There are some limitations. First, we did not examine the subjective difficulty of individual cases nor the magnitude of deformity correction necessary. Second, the sequential nature of patient enrollment and consecutive phases precluded the use of randomization for group allocation. Third, sensor readings are influenced by limb position and rotation. We attempted to minimize these random errors by involving only a single senior surgeon and replicating the identical procedure with each iteration. Fourth, there are inherent tactile differences between trial components (Phase I) and actual implants (Phase II). Trial components may demonstrate more “play” as they are not bonded to bone, unlike actual components. Users may have a differing experience depending on how the sensor is incorporated into surgical workflow (trial phase, or both trial and final implant phases). Fifth, we acknowledge that one of the unique strengths of this study, its single-surgeon design, is also a limitation as the learning and attrition curves of a single, experienced, high-volume surgeon may not immediately translate to surgeons in general.
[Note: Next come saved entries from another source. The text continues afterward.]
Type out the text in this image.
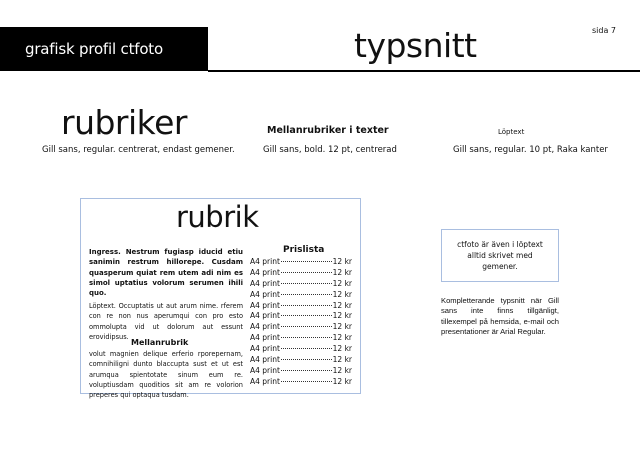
grafisk profil ctfoto	typsnitt	sida 7
rubriker
Gill sans, regular. centrerat, endast gemener.
Mellanrubriker i texter
Gill sans, bold. 12 pt, centrerad
Löptext
Gill sans, regular. 10 pt, Raka kanter
rubrik
Ingress. Nestrum fugiasp iducid etiu sanimin restrum hillorepe. Cusdam quasperum quiat rem utem adi nim es simol uptatius volorum serumen ihili quo.
Löptext. Occuptatis ut aut arum nime. rferem con re non nus aperumqui con pro esto ommolupta vid ut dolorum aut essunt erovidipsus.
Mellanrubrik
volut magnien delique erferio rporepernam, comnihiligni dunto blaccupta sust et ut est arumqua spientotate sinum eum re. voluptiusdam quoditios sit am re volorion preperes qui optaqua tusdam.
Prislista
A4 print	12 kr
A4 print	12 kr
A4 print	12 kr
A4 print	12 kr
A4 print	12 kr
A4 print	12 kr
A4 print	12 kr
A4 print	12 kr
A4 print	12 kr
A4 print	12 kr
A4 print	12 kr
A4 print	12 kr
ctfoto är även i löptext alltid skrivet med gemener.
Kompletterande typsnitt när Gill sans inte finns tillgänligt, tillexempel på hemsida, e-mail och presentationer är Arial Regular.
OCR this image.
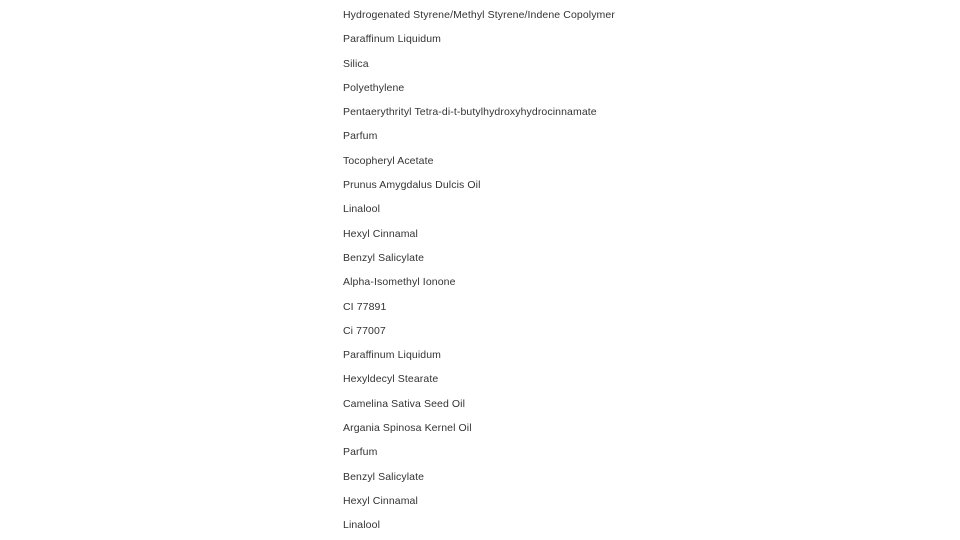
Hydrogenated Styrene/Methyl Styrene/Indene Copolymer
Paraffinum Liquidum
Silica
Polyethylene
Pentaerythrityl Tetra-di-t-butylhydroxyhydrocinnamate
Parfum
Tocopheryl Acetate
Prunus Amygdalus Dulcis Oil
Linalool
Hexyl Cinnamal
Benzyl Salicylate
Alpha-Isomethyl Ionone
CI 77891
Ci 77007
Paraffinum Liquidum
Hexyldecyl Stearate
Camelina Sativa Seed Oil
Argania Spinosa Kernel Oil
Parfum
Benzyl Salicylate
Hexyl Cinnamal
Linalool
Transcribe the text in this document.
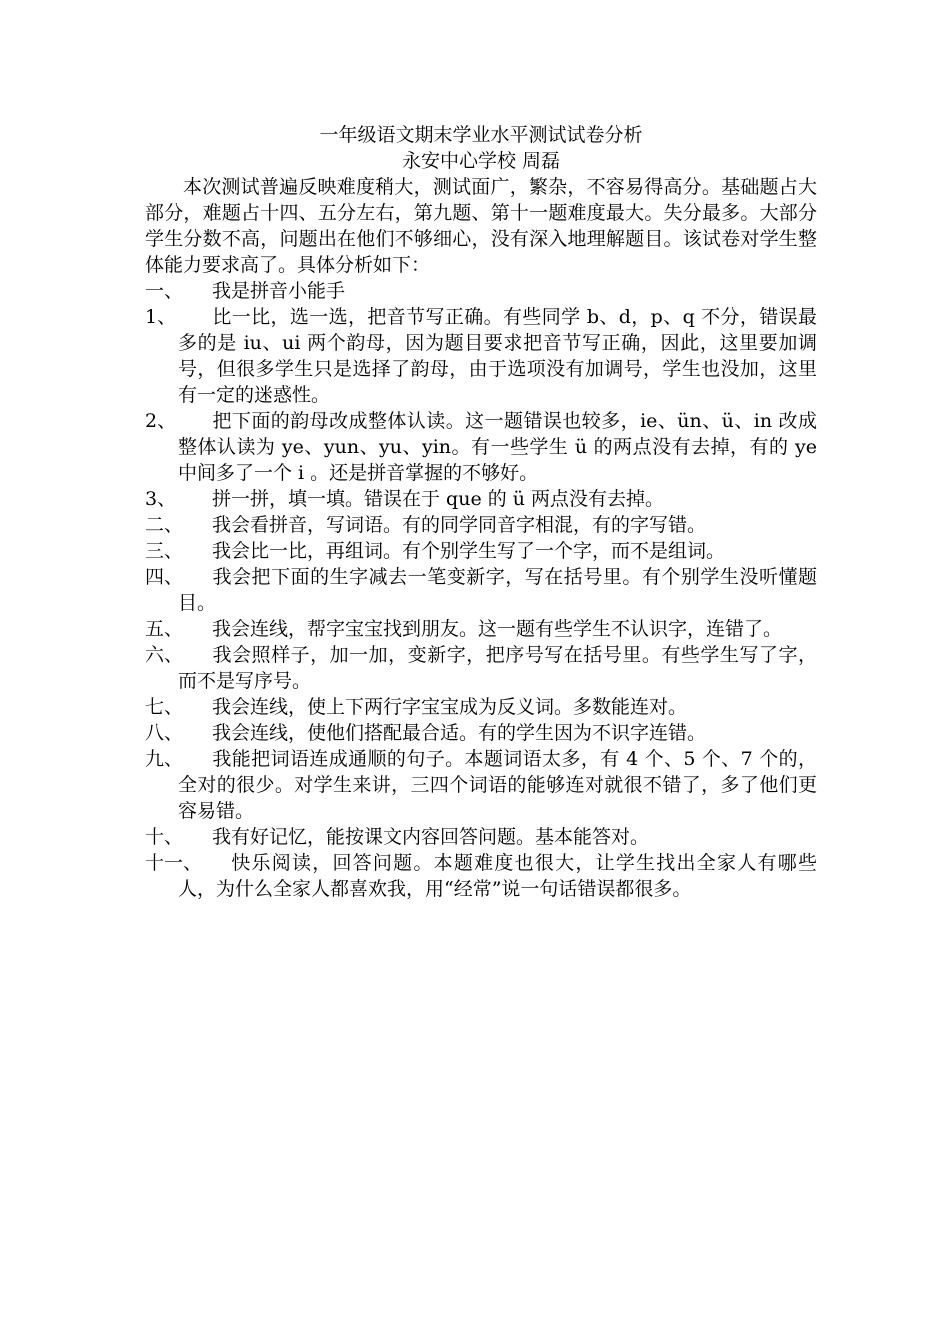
一年级语文期末学业水平测试试卷分析

永安中心学校 周磊

本次测试普遍反映难度稍大，测试面广，繁杂，不容易得高分。基础题占大部分，难题占十四、五分左右，第九题、第十一题难度最大。失分最多。大部分学生分数不高，问题出在他们不够细心，没有深入地理解题目。该试卷对学生整体能力要求高了。具体分析如下：

一、 我是拼音小能手

1、 比一比，选一选，把音节写正确。有些同学 b、d，p、q 不分，错误最多的是 iu、ui 两个韵母，因为题目要求把音节写正确，因此，这里要加调号，但很多学生只是选择了韵母，由于选项没有加调号，学生也没加，这里有一定的迷惑性。

2、 把下面的韵母改成整体认读。这一题错误也较多，ie、ün、ü、in 改成整体认读为 ye、yun、yu、yin。有一些学生 ü 的两点没有去掉，有的 ye 中间多了一个 i 。还是拼音掌握的不够好。

3、 拼一拼，填一填。错误在于 que 的 ü 两点没有去掉。

二、 我会看拼音，写词语。有的同学同音字相混，有的字写错。

三、 我会比一比，再组词。有个别学生写了一个字，而不是组词。

四、 我会把下面的生字减去一笔变新字，写在括号里。有个别学生没听懂题目。

五、 我会连线，帮字宝宝找到朋友。这一题有些学生不认识字，连错了。

六、 我会照样子，加一加，变新字，把序号写在括号里。有些学生写了字，而不是写序号。

七、 我会连线，使上下两行字宝宝成为反义词。多数能连对。

八、 我会连线，使他们搭配最合适。有的学生因为不识字连错。

九、 我能把词语连成通顺的句子。本题词语太多，有 4 个、5 个、7 个的，全对的很少。对学生来讲，三四个词语的能够连对就很不错了，多了他们更容易错。

十、 我有好记忆，能按课文内容回答问题。基本能答对。

十一、 快乐阅读，回答问题。本题难度也很大，让学生找出全家人有哪些人，为什么全家人都喜欢我，用“经常”说一句话错误都很多。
Different patterns may emerge when repeating this study on surgeons with different training, experience, and case volumes. Data collection is currently underway at our institution to determine if these curves translate to arthroplasty trainees and other first-time users of the technology. Sixth, in this pilot study, we were unable to determine the effects of a prolonged Nonblinded Phase I, involving more patients, longer time period, or both. Further investigations will reveal if a longer Nonblinded Phases I will produce (1) the same steady state/attrition rate in Blinded Phase II, (2) a longer steady state and slower attrition, or (3) skill proficiency and permanence. Seventh, while the 15 lbs threshold quoted in the literature remains the most commonly quoted mediolateral differential threshold, Meneghini et al [21] found improved activity levels with a <60 lbs differential. With greater use of sensor technology, our understanding of the ideal mediolateral differential threshold may continue to evolve.

Conclusions

In conclusion, our preliminary data show that the sensor does indeed train the surgeon. With CUSUM, one can see learning and attrition curves with and without the sensor. Proficiency of sensor balance is attained earliest at 10°, then 90°, and is most challenging at 45°. In the absence of the sensor, balance skill at 45° is first to deteriorate, then 90°, with 10° being the last to deteriorate. This demonstrates that while balancing technique can indeed be “trained” by the sensor, the benefits of training are transient and are lost once the sensor is taken away, suggesting that consistent sensor balance is more predictable with constant sensor use.

However, there are multiple unexplored parameters that can affect the LC in a TKA. The choice of sensor balance parameters, use or lack of use of navigation for bone cuts, as well as choice of kinematic vs mechanical axis alignment could be potentially significant variables that have not been accounted for. Larger multisurgeon studies may help address these unanswered questions.